Теперь к повседневным заботам прибавилось ежевечернее посещение родильного дома, и Игорь вообще бы не возвращался домой, если бы не нужно было кормить Тузика. Да, впрочем, не только. Печку тоже нужно было топить регулярно, чтобы поддерживать дом в надлежащем виде.
Погода, к счастью, меняться, как будто, не собиралась, и Игорь пообещал на выходные забрать  Юлю домой. Он видел, что она изнывает в больнице, понимал ее состояние, сочувствовал ей. Большую часть времени, которое проводил с ней, ему приходилось рассказывать о том, как дела дома, как Тузик, что он кушает и, вообще, чем занимается. Чувствовала себя Юля, как она сама уверяла, отлично, и поэтому ей было вдвойне трудно мириться с вынужденным бездействием. Пролежав в больнице всего несколько дней, она с нетерпением ожидала пятницы, словно некого чуда и в ожидании вся извелась от переживаний, чтобы не подвела погода.
В тот вечер Игорь задержался дольше обычно. Юля захандрила, и ему пришлось долго ее успокаивать, прежде чем она согласилась потерпеть еще два дня. Когда вернулся домой, было уже начало одиннадцатого. Голова разламывалась от усталости. Хотелось немедля нырнуть в постель и забыться на те несколько часов, которые оставались до рассвета.
Он заставил себя принять душ, стало немножко легче. Поставил на плиту чайник, вспомнил, что почти ничего не ел, пара пирожков в обед - не в счет, только аппетита не было. Подумал, надолго ли хватит сил, если и дальше все будет продолжаться таким образом? Пришел к неутешительному выводу, что - ненадолго и на том успокоился, так как думать, о чем-либо было лень.

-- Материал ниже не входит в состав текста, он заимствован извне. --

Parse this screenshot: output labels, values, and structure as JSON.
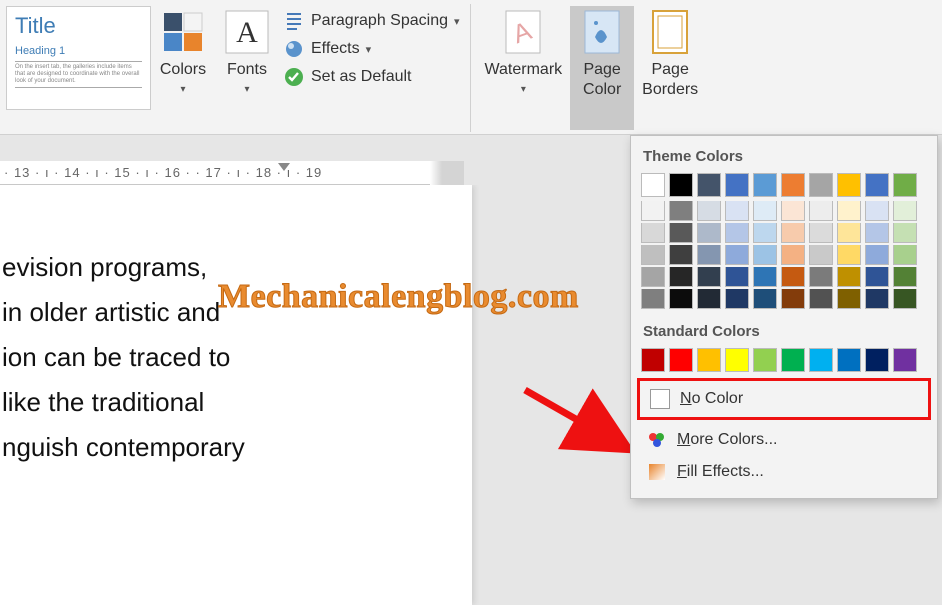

Тепло от печки приятно расслабляло, мурчащий на столе кот, блаженно почивающий у ног Тузик (хорошо, что Юля не видит), создавали подобие уюта. Чашка свежезаваренного чая дымилась в руках.
Идиллия.
Жаль только, что рядом нет жены и, как это ужасно, что утром нужно вставать на работу.
День выдался морозным, под вечер ртуть градусника упала до пятнадцати ниже нуля, а потому тепло обетованного жилья казалось особенно уютным. Наверное, Игорь так и задремал с чашкой в руке, потому что, когда раздался звонок, не сразу сообразил, что это. Посмотрел на часы. Стрелки приближались к полуночи.
Кого принесло в такую пору? Странно, тем более, что за все время никто кроме юлиных родителей в гости не приходил.
Может, с Юлей, что-то случилось? - пронеслась тревожная мысль. Он так и не удосужился придумать что-то с телефоном, чтобы принимать звонки в доме.
Но вряд ли.
Кто из больницы, на ночь глядя, поедет черт знает куда, даобы сообщить, пусть даже, плохую новость...  И еще в такую погоду.
А вдруг Юля сбежала с больницы?
Но ведь у нее есть ключ от калитки. Может, ей отказались выдать одежду.
Испугавшись, что жена в больничном халате и тапочках мерзнет на улице, Игорь поспешил к выходу. Но уже по дороге к воротам убедил себя, что ошибается. Наверное, просто кто-то ошибся адресом.
Тузик, хоть и неохотно, увязался следом.
- Кто там? - спросил громко, увидел, как густой пар вываливается из рта, почувствовал, что блаженное тепло с неимоверной скоростью покидает тело. Свет лампочки, выведенной наружу, ярко отражался от снега, но все, что находилось за воротами, пряталось в тени.
Из-за забора послышались невнятные звуки, Тузик угрожающе зарычал.
- Кто там? - повторил Игорь, пытаясь сквозь неширокую щелку разглядеть ночного визитера.
- Игорь... - голос был слабый, он едва расслышал свое имя.
Уже не колеблясь, растворил калитку. В худой фигурке, одетой в нелепое старое пальтишко, которая, окоченев от мороза, сгорбилась у забора, он с трудом распознал свою маму.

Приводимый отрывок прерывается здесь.